Updated

Police in Belgium were hunting Tuesday for two suspects who fled a home during a raid “linked to the Paris attacks investigation,” that left one person dead and four officers wounded, Sky News reported.

National security forces have been searching for suspects connected to the Nov. 13, 2015, Paris terror attacks. The skirmish Tuesday occurred in the Forest suburb of Brussels, which is not far from the Molenbeek neighborhood where two of the Paris attackers lived.

Federal prosecutor’s spokesman Eric van der Sypt said that the raid was “linked to the Paris attack investigation,” according to Sky News. Two suspects were seen fleeing the area.

Late Tuesday, a man was found dead inside the apartment, a police official told the Associated Press. The official asked not to be identified because the operation was ongoing.

It was not immediately clear if the man found dead was one of the people police were looking for in the raid.

French Interior Minister Bernard Cazeneuve said that "a team composed of Belgian and French police came under fire, apparently from assault weapons, during a raid."

Two hours after the first shots were fired, a big swathe of the Forest neighborhood was in lockdown as special police units in body armor and balaclava hoods moved in, several with their guns drawn.

A helicopter was hovering overhead to patrol the area as police were still hunting the suspects.

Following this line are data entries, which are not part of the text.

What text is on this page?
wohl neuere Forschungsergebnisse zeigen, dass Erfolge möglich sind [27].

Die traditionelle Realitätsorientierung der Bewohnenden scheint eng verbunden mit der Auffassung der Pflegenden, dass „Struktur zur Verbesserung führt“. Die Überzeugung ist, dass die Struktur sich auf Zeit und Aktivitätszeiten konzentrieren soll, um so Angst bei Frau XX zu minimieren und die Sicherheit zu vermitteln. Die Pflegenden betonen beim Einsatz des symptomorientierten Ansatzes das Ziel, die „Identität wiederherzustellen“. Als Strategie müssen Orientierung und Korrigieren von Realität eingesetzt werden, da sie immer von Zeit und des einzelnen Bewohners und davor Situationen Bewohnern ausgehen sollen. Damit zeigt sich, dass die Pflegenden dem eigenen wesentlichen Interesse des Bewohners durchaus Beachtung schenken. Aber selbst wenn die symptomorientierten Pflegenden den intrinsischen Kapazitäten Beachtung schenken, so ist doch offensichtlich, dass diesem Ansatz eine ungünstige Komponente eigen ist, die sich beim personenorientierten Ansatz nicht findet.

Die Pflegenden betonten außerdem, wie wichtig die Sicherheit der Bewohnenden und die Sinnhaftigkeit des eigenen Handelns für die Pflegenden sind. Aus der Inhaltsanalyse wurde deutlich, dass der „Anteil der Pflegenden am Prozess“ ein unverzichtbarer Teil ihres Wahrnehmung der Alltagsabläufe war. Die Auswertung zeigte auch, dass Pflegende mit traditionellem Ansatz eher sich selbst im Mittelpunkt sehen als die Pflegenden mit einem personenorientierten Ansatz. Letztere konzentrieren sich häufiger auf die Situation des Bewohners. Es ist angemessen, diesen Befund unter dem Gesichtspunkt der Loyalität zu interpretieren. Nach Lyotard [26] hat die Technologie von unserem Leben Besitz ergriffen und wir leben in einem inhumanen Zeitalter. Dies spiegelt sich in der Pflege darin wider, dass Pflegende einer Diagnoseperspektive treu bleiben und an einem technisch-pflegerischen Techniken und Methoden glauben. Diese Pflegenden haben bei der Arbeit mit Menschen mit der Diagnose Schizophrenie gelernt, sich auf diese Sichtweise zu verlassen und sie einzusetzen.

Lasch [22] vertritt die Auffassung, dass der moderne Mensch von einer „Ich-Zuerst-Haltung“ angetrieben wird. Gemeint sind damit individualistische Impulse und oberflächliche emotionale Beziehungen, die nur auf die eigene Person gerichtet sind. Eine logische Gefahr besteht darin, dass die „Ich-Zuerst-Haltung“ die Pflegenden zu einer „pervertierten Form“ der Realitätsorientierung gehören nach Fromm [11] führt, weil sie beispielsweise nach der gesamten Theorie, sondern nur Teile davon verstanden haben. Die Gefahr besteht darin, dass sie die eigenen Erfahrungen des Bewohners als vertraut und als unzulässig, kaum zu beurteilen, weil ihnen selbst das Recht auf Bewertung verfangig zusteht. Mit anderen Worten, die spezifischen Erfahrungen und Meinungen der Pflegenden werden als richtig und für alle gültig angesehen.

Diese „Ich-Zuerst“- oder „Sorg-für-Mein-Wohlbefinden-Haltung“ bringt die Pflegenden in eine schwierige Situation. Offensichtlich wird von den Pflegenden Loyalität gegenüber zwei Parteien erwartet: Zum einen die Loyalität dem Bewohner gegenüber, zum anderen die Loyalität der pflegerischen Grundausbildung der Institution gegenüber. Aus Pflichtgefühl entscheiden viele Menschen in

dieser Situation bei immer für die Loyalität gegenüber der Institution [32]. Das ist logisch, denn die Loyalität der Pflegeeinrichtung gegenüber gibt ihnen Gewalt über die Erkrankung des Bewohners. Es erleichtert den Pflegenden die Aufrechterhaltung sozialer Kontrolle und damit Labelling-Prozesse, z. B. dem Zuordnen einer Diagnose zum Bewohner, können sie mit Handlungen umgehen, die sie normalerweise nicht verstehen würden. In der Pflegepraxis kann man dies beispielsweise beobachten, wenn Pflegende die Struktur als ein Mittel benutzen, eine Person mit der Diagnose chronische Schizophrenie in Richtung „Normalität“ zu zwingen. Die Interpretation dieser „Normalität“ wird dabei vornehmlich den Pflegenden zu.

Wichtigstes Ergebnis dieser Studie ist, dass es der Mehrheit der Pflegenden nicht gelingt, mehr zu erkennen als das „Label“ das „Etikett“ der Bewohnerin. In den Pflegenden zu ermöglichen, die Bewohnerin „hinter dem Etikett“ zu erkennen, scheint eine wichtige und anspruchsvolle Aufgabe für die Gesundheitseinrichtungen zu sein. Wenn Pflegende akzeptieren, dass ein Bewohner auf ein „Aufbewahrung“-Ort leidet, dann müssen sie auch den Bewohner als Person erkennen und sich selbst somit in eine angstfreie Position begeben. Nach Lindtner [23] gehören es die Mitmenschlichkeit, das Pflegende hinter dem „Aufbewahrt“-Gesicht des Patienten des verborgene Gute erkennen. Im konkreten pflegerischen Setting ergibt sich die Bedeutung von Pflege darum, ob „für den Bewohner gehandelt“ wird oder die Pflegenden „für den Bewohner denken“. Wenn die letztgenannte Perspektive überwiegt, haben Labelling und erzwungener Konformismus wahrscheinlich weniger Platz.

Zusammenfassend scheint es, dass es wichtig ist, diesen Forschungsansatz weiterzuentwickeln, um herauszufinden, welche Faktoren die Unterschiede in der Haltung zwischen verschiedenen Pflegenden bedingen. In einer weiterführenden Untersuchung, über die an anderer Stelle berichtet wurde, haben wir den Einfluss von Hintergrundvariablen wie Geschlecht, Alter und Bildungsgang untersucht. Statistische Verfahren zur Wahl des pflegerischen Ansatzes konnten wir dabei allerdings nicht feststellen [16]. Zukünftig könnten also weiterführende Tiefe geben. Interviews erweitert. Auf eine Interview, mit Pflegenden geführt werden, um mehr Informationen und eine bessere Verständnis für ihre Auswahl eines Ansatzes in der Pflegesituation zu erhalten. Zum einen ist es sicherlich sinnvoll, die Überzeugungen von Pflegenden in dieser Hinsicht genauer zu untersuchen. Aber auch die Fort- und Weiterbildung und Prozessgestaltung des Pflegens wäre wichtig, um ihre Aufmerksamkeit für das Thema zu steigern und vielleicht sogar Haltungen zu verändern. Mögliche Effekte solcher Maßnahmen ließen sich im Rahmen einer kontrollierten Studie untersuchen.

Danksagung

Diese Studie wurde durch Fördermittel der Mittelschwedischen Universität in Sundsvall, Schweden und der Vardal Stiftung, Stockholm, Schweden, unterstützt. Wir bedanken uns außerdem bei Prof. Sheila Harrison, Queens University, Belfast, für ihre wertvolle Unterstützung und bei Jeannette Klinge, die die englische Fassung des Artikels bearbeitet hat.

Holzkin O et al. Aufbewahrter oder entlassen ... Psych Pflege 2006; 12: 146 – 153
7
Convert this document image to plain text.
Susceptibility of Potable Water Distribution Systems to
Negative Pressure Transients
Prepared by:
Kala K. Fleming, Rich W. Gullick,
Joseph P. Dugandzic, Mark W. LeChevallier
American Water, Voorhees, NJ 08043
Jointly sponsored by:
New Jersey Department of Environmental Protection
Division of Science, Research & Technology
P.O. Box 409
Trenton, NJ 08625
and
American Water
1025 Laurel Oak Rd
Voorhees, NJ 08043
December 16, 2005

"Two individuals, apparently barricaded themselves inside a home," Forest mayor Marc-Jean Ghyssels told local media.

It wasn't immediately clear if the two people escaped, or whether police were searching for more people.

Salah Abdeslam, a main suspect in the Paris attack, is still being sought by authorities. Eleven suspects have been arrested in Belgium since the massacre, which saw 130 people killed when gunmen opened fire at a sidewalk cafe and at the Bataclan theater.

Police sealed off a wide perimeter around the area where the shots were heard to keep the many bystanders at a safe distance. A helicopter was hovering overhead to patrol the area as police were still looking for at least one suspect. Several hundred spectators were trying to get a closer look at the operation in the multicultural neighborhood, which has a big Audi car factory nearby.

Several hooded officers wearing body armor milled around the neighborhood and ambulances were on standby.

Four months on, Belgian police and magistrates have been still piecing together the role Belgian nationals played in aiding the Paris attackers, as well as trying to track down missing suspects including international fugitive Salah Abdeslam, whose brother Brahim was one of the suicide bombers.

The suspected ringleader of the attacks was a Brussels resident, Abdelhamid Abaaoud. Another attacker, Bilal Hadfi, was said to have lived for a time in the Forest neighborhood.

Belgian authorities have stepped up their counterterror efforts since a lone gunman killed four people at the Brussels Jewish museum in May 2014. The small Western European country has also been prime recruiting ground for the Islamic State group, and officials freely acknowledge their concerns about what radicalized recruits might do after returning home from the battlefields of Syria or Iraq.

It was unclear whether the officer or officers who were wounded in the bust were shot or injured in some other manner.

The Associated Press contributed to this report.